Secretary General Nabil Al Araby had been commissioned by the Arab League to deliver a 13-point document to Syrian President Bashar al-Assad outlining the 22-nation organization's plans to bring an end to the crackdown. He was to have arrived in Damascus on Wednesday.

"Syria has asked Arab League Secretary General Nabil Al Araby to delay his visit to Damascus due to circumstances beyond our control," the official SANA news agency said, adding that Al Araby had been "informed of those circumstances and a new date will be set for his visit."

Al Araby's Cairo office confirmed that the "trip has been postponed with no alternative date on the request of the Syrians."

Syria has been engulfed in public protest for months, and the regime has been accused internationally of a crackdown on peaceful demonstrators. A spokesman for a Syrian opposition group based in Egypt said he sees this effort for a peaceful solution "as the last attempt by the Arab League before an international intervention."

The proposals included "the withdrawal of the army from the Syrian streets, release of all the prisoners detained during the revolt and the beginning of an open dialogue toward real political reforms," Mohamed Al Zeibaq, spokesman for the Coalition of Free Syrians, said from Cairo.

The document also proposed that Assad conduct parliamentary elections by the end of the year and presidential elections by the year 2014, Al Zeibaq said.

The United Nations has reported more than 2,200 people killed in Syria since February, including more than 350 people since security forces stepped up operations against demonstrators during the Muslim holy month of Ramadan.

According to the opposition Local Coordinating Committees of Syria (LCCS), at least 2,824 people (civilians and security forces) have been killed and their names documented so far since the Syrian uprising started in March.

CNN cannot independently verify these claims, because the Syrian government has repeatedly denied requests for journalists to report inside Syria.

The violence claimed 10 more lives on Tuesday, according to the London-based Syrian Observatory for Human Rights, including five whose bodies were found in the Homs neighborhoods of Souk al Hashish and Hamam al Pasha earlier in the morning.
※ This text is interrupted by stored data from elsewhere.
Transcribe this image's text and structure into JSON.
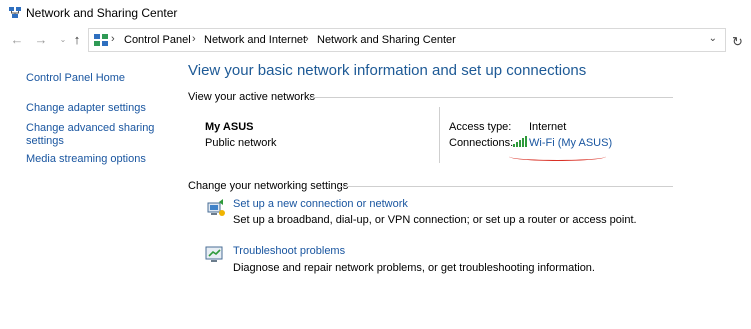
{
  "window": {
    "title": "Network and Sharing Center"
  },
  "breadcrumb": [
    "Control Panel",
    "Network and Internet",
    "Network and Sharing Center"
  ],
  "sidebar": {
    "home": "Control Panel Home",
    "links": [
      "Change adapter settings",
      "Change advanced sharing",
      "settings",
      "Media streaming options"
    ]
  },
  "main": {
    "title": "View your basic network information and set up connections",
    "active_networks_label": "View your active networks",
    "network": {
      "name": "My ASUS",
      "type": "Public network",
      "access_type_label": "Access type:",
      "access_type_value": "Internet",
      "connections_label": "Connections:",
      "connection_link": "Wi-Fi (My ASUS)"
    },
    "change_settings_label": "Change your networking settings",
    "tasks": [
      {
        "link": "Set up a new connection or network",
        "desc": "Set up a broadband, dial-up, or VPN connection; or set up a router or access point.",
        "icon": "new-connection-icon"
      },
      {
        "link": "Troubleshoot problems",
        "desc": "Diagnose and repair network problems, or get troubleshooting information.",
        "icon": "troubleshoot-icon"
      }
    ]
  },
  "colors": {
    "link": "#1a56a0",
    "title": "#1e5a96",
    "annotation": "#d93025"
  }
}
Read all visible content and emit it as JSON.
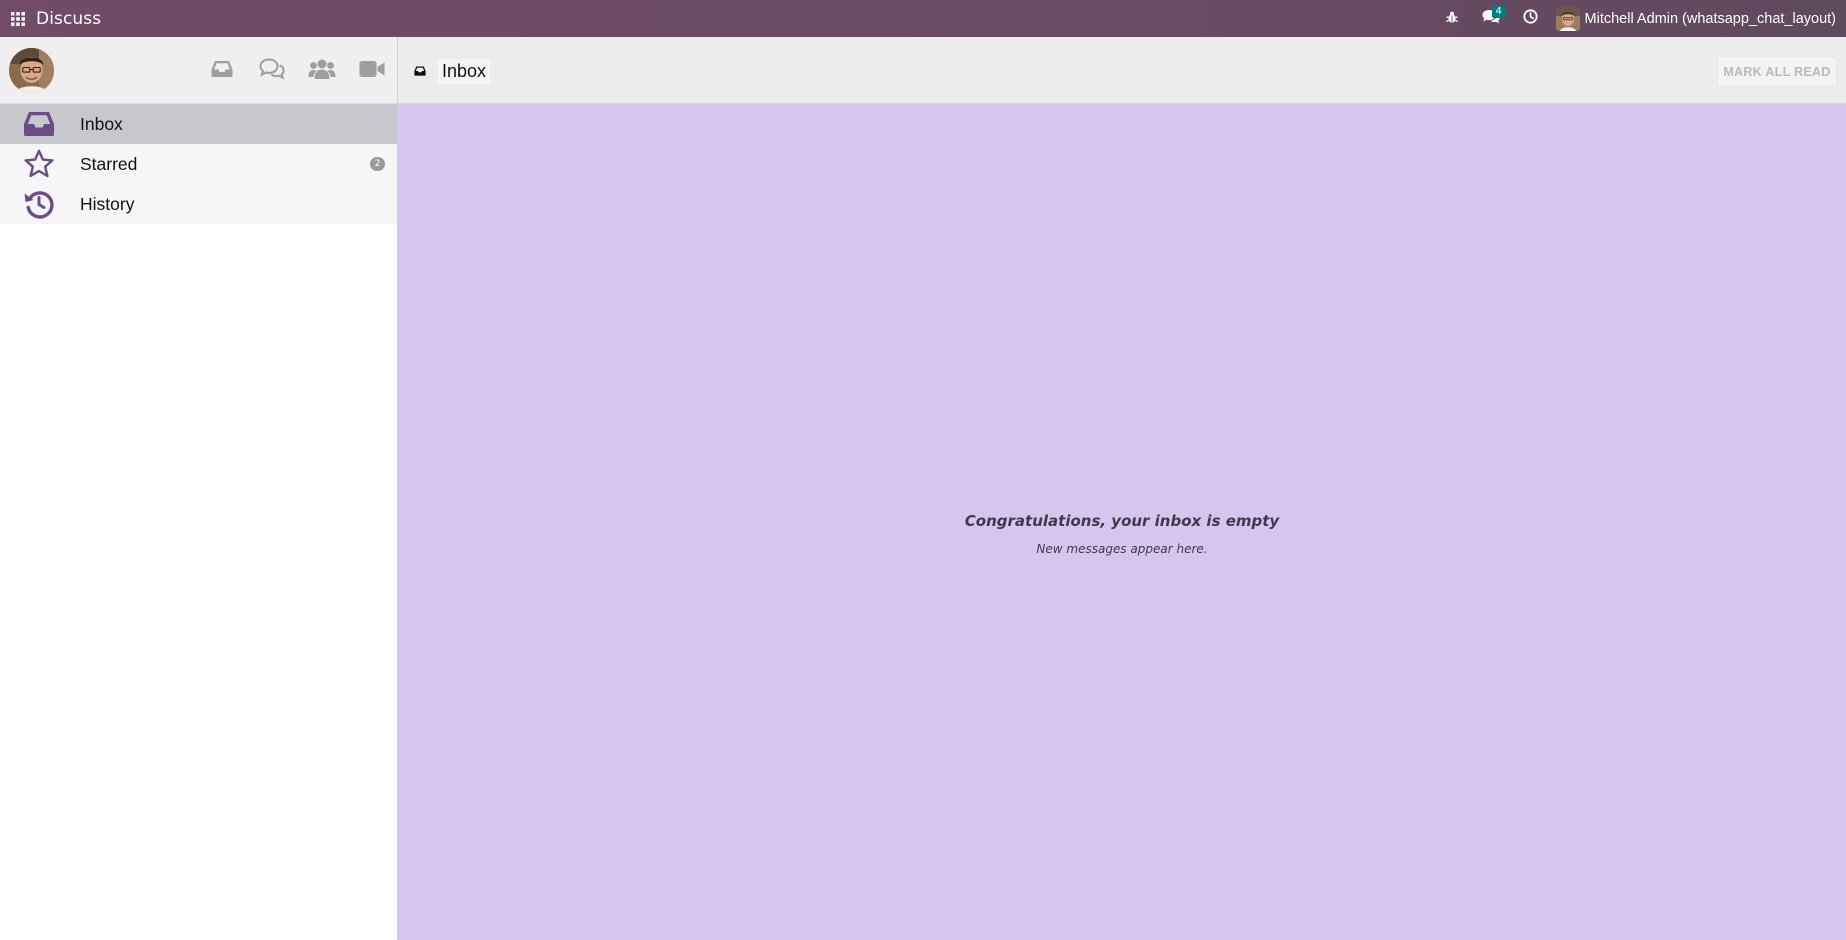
{
  "navbar": {
    "app_title": "Discuss",
    "chat_badge": "4",
    "user_name": "Mitchell Admin (whatsapp_chat_layout)",
    "icons": [
      "apps-grid-icon",
      "bug-icon",
      "chat-icon",
      "clock-icon"
    ]
  },
  "sidebar": {
    "tools": [
      "inbox-icon",
      "chat-bubbles-icon",
      "users-icon",
      "video-camera-icon"
    ],
    "items": [
      {
        "label": "Inbox",
        "icon": "inbox-icon",
        "active": true
      },
      {
        "label": "Starred",
        "icon": "star-icon",
        "count": "2"
      },
      {
        "label": "History",
        "icon": "history-icon"
      }
    ]
  },
  "main": {
    "thread_title": "Inbox",
    "mark_all_read": "MARK ALL READ",
    "empty_title": "Congratulations, your inbox is empty",
    "empty_subtitle": "New messages appear here."
  },
  "colors": {
    "navbar": "#714b67",
    "accent_icon": "#6a4d86",
    "content_background": "#d6c6ef",
    "active_item": "#c6c8ce",
    "badge": "#017e84"
  }
}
Two died in an attack on the Bayda neighborhood, also in Homs; two were shot to death at a military checkpoint in the industrial area of Ristun; another was killed in the Damascus suburb of Zmelka.

Officials do not usually comment on opposition allegations concerning the killing or wounding of protesters.

The Arab League last week publicly called for restraint and an end to the violence in Syria.

U.S. Ambassador to Syria Robert Ford on Tuesday called into question Damascus' capability to enact "the deep, genuine and credible reforms" demanded by opposition protesters.

In a sharply worded letter posted on the embassy's Facebook page, Ford voiced his support for what he called the "courage" shown by demonstrators and slammed the killings of unarmed civilians protesting peacefully.

The International Committee of the Red Cross on Monday was granted access to a detention facility in Syria for the first time since unrest broke out in the country, the committee's president said after meeting with Assad.